Function Calling for memory — live agent calls memory_lookup_person, memory_lookup_goal, memory_lookup_experience, memory_recent_episodes during dialogue
Google Search (grounding) — agent receives fresh information from the internet in realtime
Transactional memory isolation — backup before write, rollback on errors, single-use guard for apply_payload
LLM Surgeon — automatic memory conflict resolution via a separate LLM call with batching
Fail-fast error handling — explicit logs on corrupted JSON, graceful CancelledError, latency diagnostics

🎯 Planned

🧹 Smart long-term memory cleanup

Goal: Automatic removal of stale or irrelevant data from memory.

Planned logic:

Fact prioritization — relevance score based on access frequency and freshness
Old episode archival — move rarely used episodes to cold storage
Automatic duplicate merging — find and merge similar facts/goals
Temporary goal expiration — auto-complete or archive goals with expired deadlines
Configurable retention rules — set data lifetime for different categories

Result: Memory stays relevant, does not grow uncontrollably, and is not cluttered with duplicates and outdated information.
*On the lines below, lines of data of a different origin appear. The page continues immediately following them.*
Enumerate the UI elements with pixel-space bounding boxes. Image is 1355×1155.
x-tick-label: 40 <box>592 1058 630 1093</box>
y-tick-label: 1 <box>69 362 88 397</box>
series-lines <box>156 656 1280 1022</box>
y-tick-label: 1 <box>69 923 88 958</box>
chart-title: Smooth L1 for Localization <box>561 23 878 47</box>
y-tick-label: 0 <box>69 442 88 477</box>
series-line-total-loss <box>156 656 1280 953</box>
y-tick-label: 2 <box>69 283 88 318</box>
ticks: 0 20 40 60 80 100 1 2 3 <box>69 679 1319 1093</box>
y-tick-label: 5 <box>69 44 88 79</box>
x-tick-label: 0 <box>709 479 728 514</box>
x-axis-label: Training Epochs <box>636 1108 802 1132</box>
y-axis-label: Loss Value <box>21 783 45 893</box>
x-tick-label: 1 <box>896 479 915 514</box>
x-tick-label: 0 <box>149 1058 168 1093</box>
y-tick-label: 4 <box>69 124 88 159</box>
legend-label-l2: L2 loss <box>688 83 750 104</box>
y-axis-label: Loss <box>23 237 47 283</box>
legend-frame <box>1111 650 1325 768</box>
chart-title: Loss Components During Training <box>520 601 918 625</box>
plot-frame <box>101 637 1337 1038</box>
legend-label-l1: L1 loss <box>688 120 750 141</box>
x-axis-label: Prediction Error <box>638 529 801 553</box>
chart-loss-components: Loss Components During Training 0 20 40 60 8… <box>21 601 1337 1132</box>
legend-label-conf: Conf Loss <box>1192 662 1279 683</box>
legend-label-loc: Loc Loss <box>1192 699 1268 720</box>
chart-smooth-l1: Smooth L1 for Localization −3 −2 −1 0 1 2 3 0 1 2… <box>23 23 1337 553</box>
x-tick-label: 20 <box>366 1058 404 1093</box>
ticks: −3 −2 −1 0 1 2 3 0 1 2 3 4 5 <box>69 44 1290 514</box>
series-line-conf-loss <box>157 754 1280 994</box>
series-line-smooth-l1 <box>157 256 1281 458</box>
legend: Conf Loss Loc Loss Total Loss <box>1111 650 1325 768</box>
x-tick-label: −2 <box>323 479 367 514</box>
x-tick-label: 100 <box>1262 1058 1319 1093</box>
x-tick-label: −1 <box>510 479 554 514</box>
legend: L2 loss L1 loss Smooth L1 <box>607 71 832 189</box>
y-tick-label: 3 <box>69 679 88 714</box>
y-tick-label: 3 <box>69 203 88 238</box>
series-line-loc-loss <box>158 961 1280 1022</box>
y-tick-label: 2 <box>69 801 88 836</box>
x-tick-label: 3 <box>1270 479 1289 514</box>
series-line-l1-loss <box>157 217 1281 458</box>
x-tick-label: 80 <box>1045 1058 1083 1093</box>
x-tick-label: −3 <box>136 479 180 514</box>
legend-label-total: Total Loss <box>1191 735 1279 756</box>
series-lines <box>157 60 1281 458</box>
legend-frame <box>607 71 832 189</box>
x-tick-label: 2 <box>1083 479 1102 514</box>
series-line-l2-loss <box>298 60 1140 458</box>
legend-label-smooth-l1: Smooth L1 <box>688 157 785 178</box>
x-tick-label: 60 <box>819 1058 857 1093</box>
🔧 Refactoring & Type Safety

Pydantic for structured payloads instead of dict[str, Any]

🏗️ Technical Debt

Consciously accepted trade-offs that are known and documented:

Issue	Impact	Why we kept it
`Any` instead of Pydantic for operation payloads	No type safety, IDE does not suggest fields	It works, changing it requires rewriting 5+ modules
Tight coupling: `GeminiLiveClient` imports `AudioIO`	Hard to test, risk of circular dependency	No DI container, Protocols require refactoring
No CI/CD	No automatic type checking and tests	Project is developed locally, pytest is run manually

🤖 Agentic Engineering

Important: A significant part of this project was written using Agentic Engineering in pair-programming mode.

📊 Current Status

The project consists of three stable loops:

Live conversation loop — realtime Speech-to-Speech dialogue with the user (Google Search, tool calling, Vosk wake-word)
Post-session memory loop — automatic extraction, deduplication and knowledge persistence (people, places, facts, goals, experience, episodes, reflections, persona)
Reliability loop — transactional isolation (backup + rollback), graceful shutdown, LLM timeouts, recovery of missed sessions

The voice agent is ready for daily use as-is. The main constraints are architectural debt (see section above), not functional issues.